The Posters of the Grateful Dead Archive

The Fillmore, the Avalon, and the Birth of the Psychedelic Poster

Quicksilver Messenger Service, Grateful Dead, The Mothers. June 3-4, 1966, Fillmore Auditorium

Bill Graham Presents Quicksilver Messenger Service, Grateful Dead, The Mothers, June 3-4 [1966].

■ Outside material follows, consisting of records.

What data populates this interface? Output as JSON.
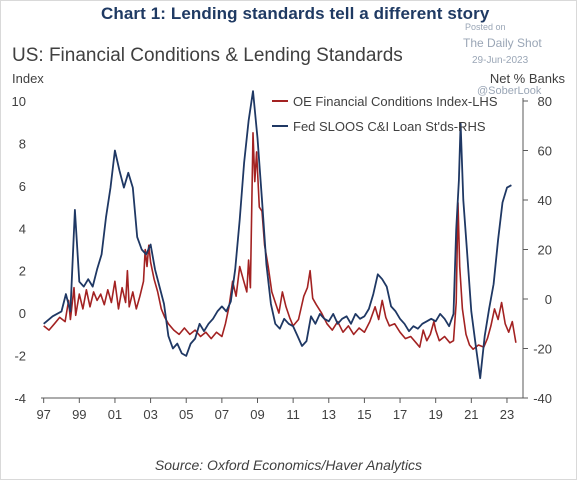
{
  "banner": "Chart 1: Lending standards tell a different story",
  "watermark": {
    "posted": "Posted on",
    "brand": "The Daily Shot",
    "date": "29-Jun-2023",
    "handle": "@SoberLook"
  },
  "source": "Source: Oxford Economics/Haver Analytics",
  "colors": {
    "ofci": "#a32222",
    "sloos": "#1f3864",
    "axis": "#595959",
    "text": "#404040",
    "banner": "#1f3a63"
  },
  "chart_data": {
    "type": "line",
    "title": "US: Financial Conditions & Lending Standards",
    "left_axis": {
      "label": "Index",
      "ylim": [
        -4,
        10
      ],
      "ticks": [
        "-4",
        "-2",
        "0",
        "2",
        "4",
        "6",
        "8",
        "10"
      ]
    },
    "right_axis": {
      "label": "Net % Banks",
      "ylim": [
        -40,
        80
      ],
      "ticks": [
        "-40",
        "-20",
        "0",
        "20",
        "40",
        "60",
        "80"
      ]
    },
    "x_ticks": [
      {
        "label": "97",
        "x": 1997.0
      },
      {
        "label": "99",
        "x": 1999.0
      },
      {
        "label": "01",
        "x": 2001.0
      },
      {
        "label": "03",
        "x": 2003.0
      },
      {
        "label": "05",
        "x": 2005.0
      },
      {
        "label": "07",
        "x": 2007.0
      },
      {
        "label": "09",
        "x": 2009.0
      },
      {
        "label": "11",
        "x": 2011.0
      },
      {
        "label": "13",
        "x": 2013.0
      },
      {
        "label": "15",
        "x": 2015.0
      },
      {
        "label": "17",
        "x": 2017.0
      },
      {
        "label": "19",
        "x": 2019.0
      },
      {
        "label": "21",
        "x": 2021.0
      },
      {
        "label": "23",
        "x": 2023.0
      }
    ],
    "xlim": [
      1996.85,
      2023.9
    ],
    "grid": false,
    "legend_position": "top-right",
    "series": [
      {
        "name": "OE Financial Conditions Index-LHS",
        "axis": "left",
        "points": [
          [
            1997.0,
            -0.6
          ],
          [
            1997.3,
            -0.8
          ],
          [
            1997.6,
            -0.5
          ],
          [
            1997.9,
            -0.2
          ],
          [
            1998.2,
            -0.4
          ],
          [
            1998.4,
            0.6
          ],
          [
            1998.5,
            -0.3
          ],
          [
            1998.7,
            1.2
          ],
          [
            1998.8,
            -0.1
          ],
          [
            1999.0,
            0.9
          ],
          [
            1999.2,
            0.2
          ],
          [
            1999.4,
            1.1
          ],
          [
            1999.6,
            0.3
          ],
          [
            1999.8,
            1.0
          ],
          [
            2000.0,
            0.6
          ],
          [
            2000.2,
            0.9
          ],
          [
            2000.4,
            0.4
          ],
          [
            2000.6,
            1.1
          ],
          [
            2000.8,
            0.5
          ],
          [
            2001.0,
            1.5
          ],
          [
            2001.2,
            0.2
          ],
          [
            2001.4,
            1.2
          ],
          [
            2001.6,
            0.5
          ],
          [
            2001.7,
            2.0
          ],
          [
            2001.8,
            0.3
          ],
          [
            2002.0,
            1.0
          ],
          [
            2002.2,
            0.2
          ],
          [
            2002.4,
            0.8
          ],
          [
            2002.6,
            1.5
          ],
          [
            2002.7,
            3.0
          ],
          [
            2002.8,
            2.2
          ],
          [
            2002.9,
            3.2
          ],
          [
            2003.0,
            2.4
          ],
          [
            2003.2,
            1.6
          ],
          [
            2003.4,
            1.0
          ],
          [
            2003.6,
            0.2
          ],
          [
            2003.8,
            -0.2
          ],
          [
            2004.0,
            -0.5
          ],
          [
            2004.3,
            -0.8
          ],
          [
            2004.6,
            -1.0
          ],
          [
            2004.9,
            -0.7
          ],
          [
            2005.2,
            -1.0
          ],
          [
            2005.5,
            -0.8
          ],
          [
            2005.8,
            -1.1
          ],
          [
            2006.1,
            -0.9
          ],
          [
            2006.4,
            -1.2
          ],
          [
            2006.7,
            -0.9
          ],
          [
            2007.0,
            -1.1
          ],
          [
            2007.2,
            -0.5
          ],
          [
            2007.4,
            0.3
          ],
          [
            2007.6,
            1.5
          ],
          [
            2007.8,
            0.8
          ],
          [
            2008.0,
            2.2
          ],
          [
            2008.2,
            1.6
          ],
          [
            2008.4,
            1.0
          ],
          [
            2008.5,
            2.5
          ],
          [
            2008.6,
            1.2
          ],
          [
            2008.75,
            8.5
          ],
          [
            2008.85,
            6.2
          ],
          [
            2008.95,
            7.6
          ],
          [
            2009.1,
            5.0
          ],
          [
            2009.25,
            4.8
          ],
          [
            2009.4,
            3.2
          ],
          [
            2009.6,
            2.2
          ],
          [
            2009.8,
            1.0
          ],
          [
            2010.0,
            0.5
          ],
          [
            2010.2,
            0.0
          ],
          [
            2010.4,
            1.0
          ],
          [
            2010.6,
            0.3
          ],
          [
            2010.8,
            -0.2
          ],
          [
            2011.0,
            -0.6
          ],
          [
            2011.3,
            -0.3
          ],
          [
            2011.6,
            0.8
          ],
          [
            2011.8,
            1.2
          ],
          [
            2011.95,
            2.0
          ],
          [
            2012.1,
            0.7
          ],
          [
            2012.3,
            0.4
          ],
          [
            2012.6,
            0.0
          ],
          [
            2012.9,
            -0.5
          ],
          [
            2013.2,
            -0.8
          ],
          [
            2013.5,
            -0.4
          ],
          [
            2013.8,
            -0.9
          ],
          [
            2014.1,
            -0.6
          ],
          [
            2014.4,
            -1.0
          ],
          [
            2014.7,
            -0.7
          ],
          [
            2015.0,
            -0.9
          ],
          [
            2015.3,
            -0.4
          ],
          [
            2015.6,
            0.3
          ],
          [
            2015.8,
            -0.3
          ],
          [
            2016.0,
            0.6
          ],
          [
            2016.2,
            -0.2
          ],
          [
            2016.4,
            -0.6
          ],
          [
            2016.7,
            -0.5
          ],
          [
            2017.0,
            -0.9
          ],
          [
            2017.3,
            -1.2
          ],
          [
            2017.6,
            -1.1
          ],
          [
            2017.9,
            -1.4
          ],
          [
            2018.1,
            -1.6
          ],
          [
            2018.3,
            -0.8
          ],
          [
            2018.5,
            -1.3
          ],
          [
            2018.7,
            -1.0
          ],
          [
            2018.9,
            -0.4
          ],
          [
            2019.0,
            -0.8
          ],
          [
            2019.2,
            -1.3
          ],
          [
            2019.5,
            -1.1
          ],
          [
            2019.8,
            -1.4
          ],
          [
            2020.0,
            -1.3
          ],
          [
            2020.15,
            0.5
          ],
          [
            2020.25,
            5.2
          ],
          [
            2020.35,
            2.2
          ],
          [
            2020.5,
            0.2
          ],
          [
            2020.7,
            -1.0
          ],
          [
            2020.9,
            -1.5
          ],
          [
            2021.1,
            -1.7
          ],
          [
            2021.4,
            -1.5
          ],
          [
            2021.7,
            -1.6
          ],
          [
            2021.9,
            -1.2
          ],
          [
            2022.1,
            -0.6
          ],
          [
            2022.3,
            0.2
          ],
          [
            2022.5,
            -0.3
          ],
          [
            2022.7,
            0.5
          ],
          [
            2022.9,
            -0.5
          ],
          [
            2023.1,
            -0.9
          ],
          [
            2023.3,
            -0.4
          ],
          [
            2023.5,
            -1.4
          ]
        ]
      },
      {
        "name": "Fed SLOOS C&I Loan St'ds-RHS",
        "axis": "right",
        "points": [
          [
            1997.0,
            -10
          ],
          [
            1997.5,
            -7
          ],
          [
            1998.0,
            -5
          ],
          [
            1998.25,
            2
          ],
          [
            1998.5,
            -5
          ],
          [
            1998.75,
            36
          ],
          [
            1999.0,
            7
          ],
          [
            1999.25,
            5
          ],
          [
            1999.5,
            8
          ],
          [
            1999.75,
            5
          ],
          [
            2000.0,
            12
          ],
          [
            2000.25,
            18
          ],
          [
            2000.5,
            33
          ],
          [
            2000.75,
            45
          ],
          [
            2001.0,
            60
          ],
          [
            2001.25,
            52
          ],
          [
            2001.5,
            45
          ],
          [
            2001.75,
            51
          ],
          [
            2002.0,
            45
          ],
          [
            2002.25,
            25
          ],
          [
            2002.5,
            20
          ],
          [
            2002.75,
            18
          ],
          [
            2003.0,
            22
          ],
          [
            2003.25,
            12
          ],
          [
            2003.5,
            5
          ],
          [
            2003.75,
            -2
          ],
          [
            2004.0,
            -15
          ],
          [
            2004.25,
            -20
          ],
          [
            2004.5,
            -18
          ],
          [
            2004.75,
            -22
          ],
          [
            2005.0,
            -23
          ],
          [
            2005.25,
            -18
          ],
          [
            2005.5,
            -16
          ],
          [
            2005.75,
            -10
          ],
          [
            2006.0,
            -13
          ],
          [
            2006.25,
            -10
          ],
          [
            2006.5,
            -8
          ],
          [
            2006.75,
            -5
          ],
          [
            2007.0,
            -3
          ],
          [
            2007.25,
            -5
          ],
          [
            2007.5,
            -1
          ],
          [
            2007.75,
            12
          ],
          [
            2008.0,
            32
          ],
          [
            2008.25,
            55
          ],
          [
            2008.5,
            72
          ],
          [
            2008.75,
            84
          ],
          [
            2009.0,
            65
          ],
          [
            2009.25,
            40
          ],
          [
            2009.5,
            14
          ],
          [
            2009.75,
            -2
          ],
          [
            2010.0,
            -10
          ],
          [
            2010.25,
            -12
          ],
          [
            2010.5,
            -8
          ],
          [
            2010.75,
            -10
          ],
          [
            2011.0,
            -11
          ],
          [
            2011.25,
            -15
          ],
          [
            2011.5,
            -19
          ],
          [
            2011.75,
            -17
          ],
          [
            2012.0,
            -7
          ],
          [
            2012.25,
            -10
          ],
          [
            2012.5,
            -6
          ],
          [
            2012.75,
            -8
          ],
          [
            2013.0,
            -9
          ],
          [
            2013.25,
            -6
          ],
          [
            2013.5,
            -10
          ],
          [
            2013.75,
            -8
          ],
          [
            2014.0,
            -7
          ],
          [
            2014.25,
            -10
          ],
          [
            2014.5,
            -6
          ],
          [
            2014.75,
            -8
          ],
          [
            2015.0,
            -7
          ],
          [
            2015.25,
            -4
          ],
          [
            2015.5,
            2
          ],
          [
            2015.75,
            10
          ],
          [
            2016.0,
            8
          ],
          [
            2016.25,
            5
          ],
          [
            2016.5,
            -3
          ],
          [
            2016.75,
            -5
          ],
          [
            2017.0,
            -8
          ],
          [
            2017.25,
            -10
          ],
          [
            2017.5,
            -13
          ],
          [
            2017.75,
            -11
          ],
          [
            2018.0,
            -12
          ],
          [
            2018.25,
            -10
          ],
          [
            2018.5,
            -9
          ],
          [
            2018.75,
            -8
          ],
          [
            2019.0,
            -9
          ],
          [
            2019.25,
            -6
          ],
          [
            2019.5,
            -8
          ],
          [
            2019.75,
            -11
          ],
          [
            2020.0,
            -6
          ],
          [
            2020.15,
            28
          ],
          [
            2020.3,
            48
          ],
          [
            2020.4,
            71
          ],
          [
            2020.55,
            40
          ],
          [
            2020.75,
            20
          ],
          [
            2021.0,
            -5
          ],
          [
            2021.25,
            -19
          ],
          [
            2021.5,
            -32
          ],
          [
            2021.75,
            -15
          ],
          [
            2022.0,
            -4
          ],
          [
            2022.25,
            6
          ],
          [
            2022.5,
            24
          ],
          [
            2022.75,
            39
          ],
          [
            2023.0,
            45
          ],
          [
            2023.25,
            46
          ]
        ]
      }
    ]
  }
}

The Acid Tests also mapped the ways that an artistic event could be a transformative but contemporary community ritual, a multimedia alembic that could help define the nature of the community itself by making everyone involved an artist of the experience. The audience became participants, participants became cocreators, and everyone was transformed. It made the events themselves a kind of art, and re-creating that spirit was the goal of the first dance-concerts hosted by the Family Dog and Bill Graham.

 

The Great! Society, The Grass Roots, Big Brother & the Holding Co., Quick Silver Messenger Service - Family Dog Presents King Kong Memorial Dance - Saturday, February 26 [1966] - Fillmore Auditorium

Family Dog Presents King Kong Memorial Dance, The Great! Society, The Grass Roots, Big Brother & the Holding Co., Quick Silver Messenger Service, Saturday, February 26 [1966].

Artist Alton Kelley was part of the group of friends who called themselves the Family Dog, the sponsors of the first rock dance at San Francisco’s Longshoremen’s Hall on October 16, 1965. A few days later, San Francisco Mime Troupe business manager Bill Graham hosted an equally successful concert to help raise funds for the Troupe, and realized there was an interested audience for the young bands in the City. In February, the Jefferson Airplane headlined at the Fillmore, booked by Graham with his Family Dog partner Chet Helms. The partnership was short-lived, and that spring, both men set up shop in rival ballrooms, Graham in the Fillmore and Helms in the Avalon. Between them they would sponsor an extraordinary outpouring of poster art.